Vergebliches Werben um Gernbauer

von Redaktion

Rückschlag bei der Suche nach einer BR-Intendantin – Schausten, Reitz und Weber im Rennen

München – Markus Söder wirft lange Schatten. In seinem Gefolge gibt es ein paar Minister, die sich strecken, um daraus hervorzutreten. Dann gibt es da auch diese Dame mit den hellen Haaren, immer Tasche oder Aktenbündel unterm Arm, die sich im Hintergrund hält. Zu sagen hat sie dabei mehr als der Rest des Gefolges: Staatsrätin Karolina Gernbauer, als Amtschefin der Staatskanzlei Bayerns oberste Beamtin, koordiniert seit über einem Jahrzehnt die Arbeit der Staatsregierung.

„Staatsrätin“ ist ihr Titel, der 2015 eigens für sie erfunden wurde, Besoldungsstufe B10. Höher geht’s nicht. Oder doch? In der CSU wird die 57-jährige Beamtin für eine sehr ungewöhnliche Beförderung gehandelt. Mehrere Rundfunkräte fühlen nach Informationen unserer Zeitung vor, ob Gernbauer als künftige Intendantin des Bayerischen Rundfunks mehrheitsfähig wäre.

Der Posten wird frei, weil Ulrich Wilhelm nach bald zehn Jahren seinen Rückzug angekündigt hat. In den männerlastigen Verwaltungen im Freistaat wird nun explizit nach einer Frau gesucht, um den Sender mit rund 3500 festangestellten Mitarbeitern zu führen, auch ein Frauennetzwerk im BR macht sich, wie berichtet, vehement dafür stark.

Gernbauer würde die formalen Kriterien wohl erfüllen: In München und Berlin Politik-erprobt (die Kanzlerin spricht in hohen Tönen von ihr), aber selbst keine Parteipolitikerin, bayerische Wurzeln, freundlich und souverän im Umgang, bei Bedarf aber eisenhart. Wäre da nur nicht ein kleines Problem: Sie will nicht.

Die Beamtin habe klar abgesagt, ist zu erfahren, sie wolle nicht wechseln.
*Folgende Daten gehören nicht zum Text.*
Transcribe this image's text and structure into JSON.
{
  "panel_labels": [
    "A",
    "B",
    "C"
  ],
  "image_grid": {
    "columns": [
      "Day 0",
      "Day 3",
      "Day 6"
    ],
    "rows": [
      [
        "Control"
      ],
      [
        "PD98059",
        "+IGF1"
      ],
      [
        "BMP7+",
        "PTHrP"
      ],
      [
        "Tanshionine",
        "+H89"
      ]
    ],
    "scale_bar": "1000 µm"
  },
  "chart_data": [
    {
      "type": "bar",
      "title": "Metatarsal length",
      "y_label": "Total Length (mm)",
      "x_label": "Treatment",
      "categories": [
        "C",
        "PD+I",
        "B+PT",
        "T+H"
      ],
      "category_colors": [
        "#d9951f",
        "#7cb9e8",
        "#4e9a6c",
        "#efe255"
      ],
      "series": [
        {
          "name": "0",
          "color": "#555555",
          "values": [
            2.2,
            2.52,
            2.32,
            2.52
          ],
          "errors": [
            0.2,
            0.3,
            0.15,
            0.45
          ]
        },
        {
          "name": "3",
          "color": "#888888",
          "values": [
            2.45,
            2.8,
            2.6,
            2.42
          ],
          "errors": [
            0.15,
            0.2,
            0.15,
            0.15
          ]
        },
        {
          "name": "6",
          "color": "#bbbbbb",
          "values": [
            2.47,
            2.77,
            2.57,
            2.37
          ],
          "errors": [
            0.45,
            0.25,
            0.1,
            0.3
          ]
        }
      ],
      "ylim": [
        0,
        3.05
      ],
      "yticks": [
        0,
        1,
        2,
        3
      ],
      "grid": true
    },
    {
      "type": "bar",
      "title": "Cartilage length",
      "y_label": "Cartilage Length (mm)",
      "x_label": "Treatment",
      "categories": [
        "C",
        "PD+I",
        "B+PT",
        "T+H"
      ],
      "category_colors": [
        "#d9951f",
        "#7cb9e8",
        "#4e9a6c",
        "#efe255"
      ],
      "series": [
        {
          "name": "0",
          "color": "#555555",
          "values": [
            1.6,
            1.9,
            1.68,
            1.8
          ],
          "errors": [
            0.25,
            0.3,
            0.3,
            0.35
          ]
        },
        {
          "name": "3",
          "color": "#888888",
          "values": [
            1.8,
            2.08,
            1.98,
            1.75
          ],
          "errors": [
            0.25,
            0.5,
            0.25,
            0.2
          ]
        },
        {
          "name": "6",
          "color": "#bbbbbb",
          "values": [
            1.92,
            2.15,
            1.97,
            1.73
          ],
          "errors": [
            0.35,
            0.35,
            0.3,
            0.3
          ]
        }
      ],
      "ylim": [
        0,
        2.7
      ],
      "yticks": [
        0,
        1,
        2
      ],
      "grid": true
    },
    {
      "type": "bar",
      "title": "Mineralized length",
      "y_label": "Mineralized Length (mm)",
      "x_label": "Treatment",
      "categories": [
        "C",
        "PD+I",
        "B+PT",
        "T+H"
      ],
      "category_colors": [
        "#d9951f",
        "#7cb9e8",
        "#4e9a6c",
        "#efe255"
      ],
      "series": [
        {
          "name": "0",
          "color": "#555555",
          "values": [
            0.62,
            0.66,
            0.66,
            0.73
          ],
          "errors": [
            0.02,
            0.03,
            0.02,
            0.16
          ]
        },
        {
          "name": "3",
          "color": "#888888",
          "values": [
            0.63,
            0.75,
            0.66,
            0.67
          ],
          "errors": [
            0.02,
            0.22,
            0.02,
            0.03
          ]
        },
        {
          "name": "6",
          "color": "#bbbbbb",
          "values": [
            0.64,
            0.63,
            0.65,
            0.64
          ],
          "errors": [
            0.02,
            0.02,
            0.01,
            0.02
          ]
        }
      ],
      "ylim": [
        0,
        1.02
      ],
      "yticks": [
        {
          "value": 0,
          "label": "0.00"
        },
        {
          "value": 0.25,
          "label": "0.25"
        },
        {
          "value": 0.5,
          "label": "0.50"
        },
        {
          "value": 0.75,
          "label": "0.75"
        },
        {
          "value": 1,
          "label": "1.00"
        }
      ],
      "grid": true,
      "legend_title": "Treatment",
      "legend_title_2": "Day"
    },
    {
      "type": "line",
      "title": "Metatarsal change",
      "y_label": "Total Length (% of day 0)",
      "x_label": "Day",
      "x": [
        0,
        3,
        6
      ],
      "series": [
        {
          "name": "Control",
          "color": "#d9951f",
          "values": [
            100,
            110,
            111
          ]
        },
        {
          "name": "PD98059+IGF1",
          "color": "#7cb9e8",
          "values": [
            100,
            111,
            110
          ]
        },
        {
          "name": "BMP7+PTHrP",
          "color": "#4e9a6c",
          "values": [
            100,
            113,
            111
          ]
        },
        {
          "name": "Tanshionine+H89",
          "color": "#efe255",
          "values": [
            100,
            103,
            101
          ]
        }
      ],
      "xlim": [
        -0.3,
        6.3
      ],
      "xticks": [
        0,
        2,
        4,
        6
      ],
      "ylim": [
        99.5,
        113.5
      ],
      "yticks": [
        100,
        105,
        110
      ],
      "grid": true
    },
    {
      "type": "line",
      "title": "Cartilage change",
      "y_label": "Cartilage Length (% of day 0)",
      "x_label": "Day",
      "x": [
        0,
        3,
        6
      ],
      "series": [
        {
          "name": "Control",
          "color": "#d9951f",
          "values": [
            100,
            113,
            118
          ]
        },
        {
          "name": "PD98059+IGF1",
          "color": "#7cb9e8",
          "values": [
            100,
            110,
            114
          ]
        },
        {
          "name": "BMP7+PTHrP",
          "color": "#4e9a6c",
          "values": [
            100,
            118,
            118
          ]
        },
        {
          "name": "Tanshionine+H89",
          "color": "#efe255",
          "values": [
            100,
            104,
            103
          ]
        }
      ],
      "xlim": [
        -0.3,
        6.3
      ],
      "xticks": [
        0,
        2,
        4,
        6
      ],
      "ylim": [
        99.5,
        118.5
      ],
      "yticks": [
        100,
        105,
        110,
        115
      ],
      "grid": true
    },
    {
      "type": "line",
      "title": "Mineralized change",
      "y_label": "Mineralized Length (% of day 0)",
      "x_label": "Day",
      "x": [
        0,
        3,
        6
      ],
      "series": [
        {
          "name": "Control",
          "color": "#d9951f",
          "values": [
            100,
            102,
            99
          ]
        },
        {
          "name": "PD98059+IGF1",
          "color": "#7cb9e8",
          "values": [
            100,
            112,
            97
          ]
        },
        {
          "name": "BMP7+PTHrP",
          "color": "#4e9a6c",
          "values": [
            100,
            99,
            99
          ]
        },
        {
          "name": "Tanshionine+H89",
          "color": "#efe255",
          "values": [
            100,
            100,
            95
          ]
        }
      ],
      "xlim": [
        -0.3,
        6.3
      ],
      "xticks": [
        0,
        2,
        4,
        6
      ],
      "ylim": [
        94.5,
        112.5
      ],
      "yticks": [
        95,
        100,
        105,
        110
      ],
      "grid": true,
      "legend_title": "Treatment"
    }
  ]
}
Auch die – grob geschätzt – Verdreifachung des Gehalts auf gut 400 000 Euro plus Dienstwagen und großem Stab lockte sie wohl nicht. Sie sagte ja (aus privaten Gründen) auch 2018 für einen samten gepolsterten Staatssekretärsstuhl im Berliner Bundesinnenministerium ab. Söder, der Gernbauer von Vorgänger Horst Seehofer als enge Ratgeberin nahtlos übernommen hatte, hätte sie ziehen lassen – aber nicht gern. Gerade in der Corona-Krise habe sich die Beamtin wieder als zentrale Stütze der Regierung erwiesen, heißt es, er sei „froh und dankbar“, dass sie bleibe.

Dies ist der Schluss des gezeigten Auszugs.